Sul fronte dell’etica pubblica invece, dopo il celebre caso “mensalão” (mensilità) che nel 2005 vide diverse figure di punta del lulismo finire dietro le sbarre per la corruzione di parlamentari, è ora il turno del caso Petrobras: la multinazionale semi-pubblica degli idrocarburi è al centro di un nuovo scandalo, generato dall’acquisto di una raffineria a prezzo sospettamente maggiorato rispetto al suo valore di mercato. Questo senza contare i rimpasti di governo che recentemente Dilma ha utilizzato per placare una fronda interna articolata intorno ad alcune figure del secondo socio di maggioranza, il Partito del Movimento Democratico Brasiliano. La coalizione a guida PT è, in questo senso, sempre più avvertita come una macchina burocratica che assegna poltrone e incarichi con eccessiva disinvoltura.

A farsi maggiormente eco delle istanze economiche, con un accento liberista, è Aécio Neves, prossimo all’investitura ufficiale come candidato presidenziale per il Partito della Social Democrazia Brasiliana (PSDB), che promette una radicalizzazione delle politiche iniziate da Ferdinando Henrique Cardoso, alla guida dell’ultimo governo targato PSDB tra il 1995 e il 2003. A disputarsi le rivendicazioni economiche, ma anche e soprattutto quelle di etica pubblica, è Eduardo Campos, ex governatore di Pernambuco, rappresentante del Partito Socialista Brasiliano, di recente sfilatosi dalla maggioranza di governo. Lo affianca, in qualità di candidata alla vicepresidenza, Marina Silva, ambientalista, ex ministra di Lula e terza nelle presidenziali del 2010, nota per combinare un discorso verde con la difesa di valori di tendenza conservatrice. Con Dilma data tra il 34 e il 38%, Neves tra il 16 e il 24% e Campos intorno al 10%, l’attuale presidente potrebbe vacillare al ballottaggio, viste le alleanze tra i due partiti oppositori a livello locale e l’eventuale reciproco appoggio per chi fra i due contendenti arriverà al secondo turno.

Per ora, occhi puntati sui Mondiali.

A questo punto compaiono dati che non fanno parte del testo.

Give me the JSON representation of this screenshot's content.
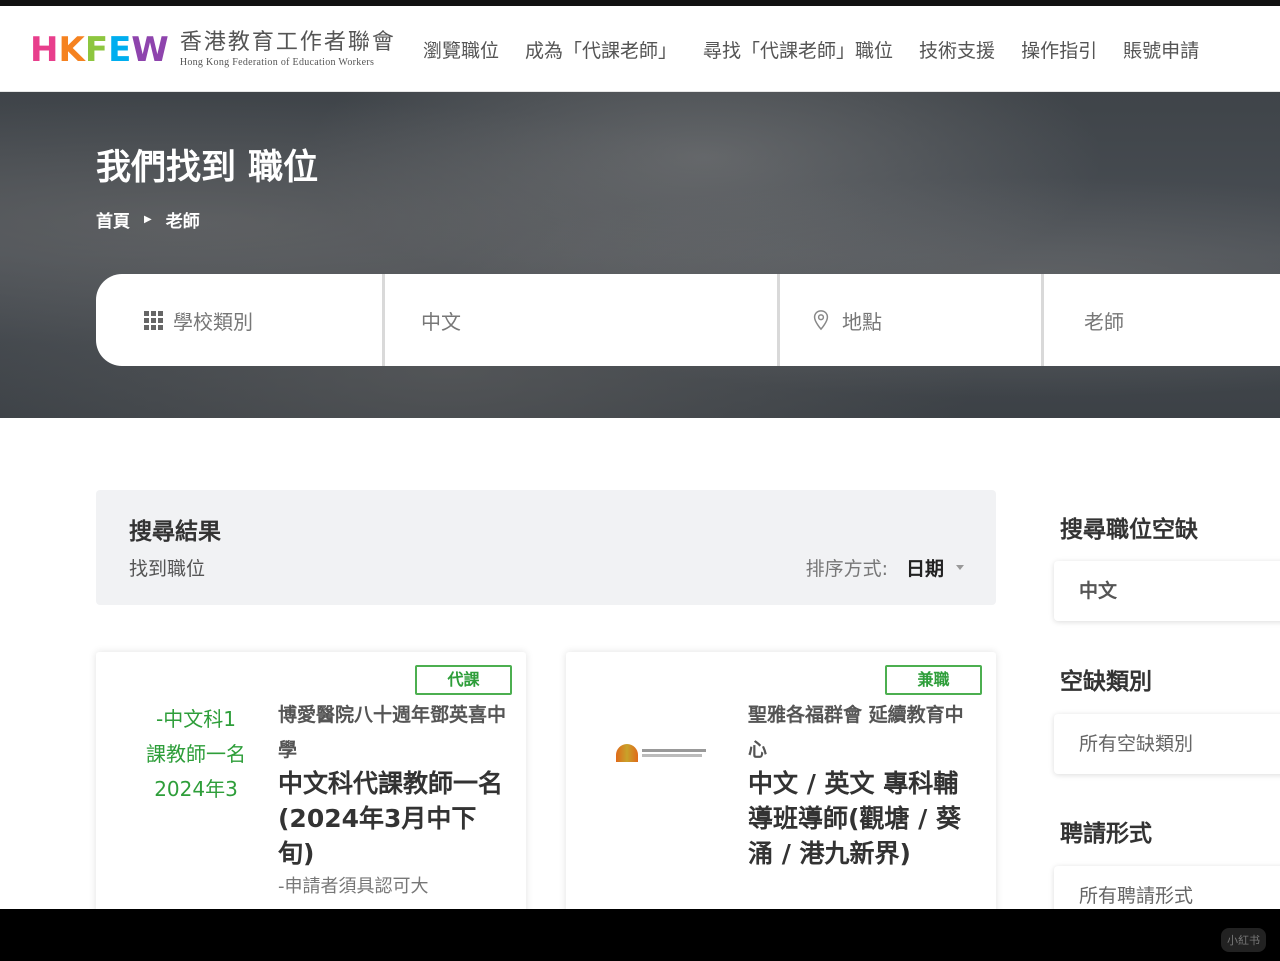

Alcune sporadiche manifestazioni hanno già causato vittime nelle settimane precedenti, senza però lasciar presagire l’escalation che avvenne l’anno passato. Il dispendioso spiegamento di forze di polizia e militari e il dialogo con diversi movimenti sociali promosso nei mesi scorsi da Planalto (sede del palazzo presidenziale), dovrebbe prevenire la contestazione che trovò impreparato il governo nel giugno 2013. L’egemonia del PT perdura, ma non senza timori: non a caso, alcuni settori del partito hanno perfino iniziato a chiedere il ritorno di Lula, sebbene l’ipotesi sia stata per ora scartata dallo stesso interessato.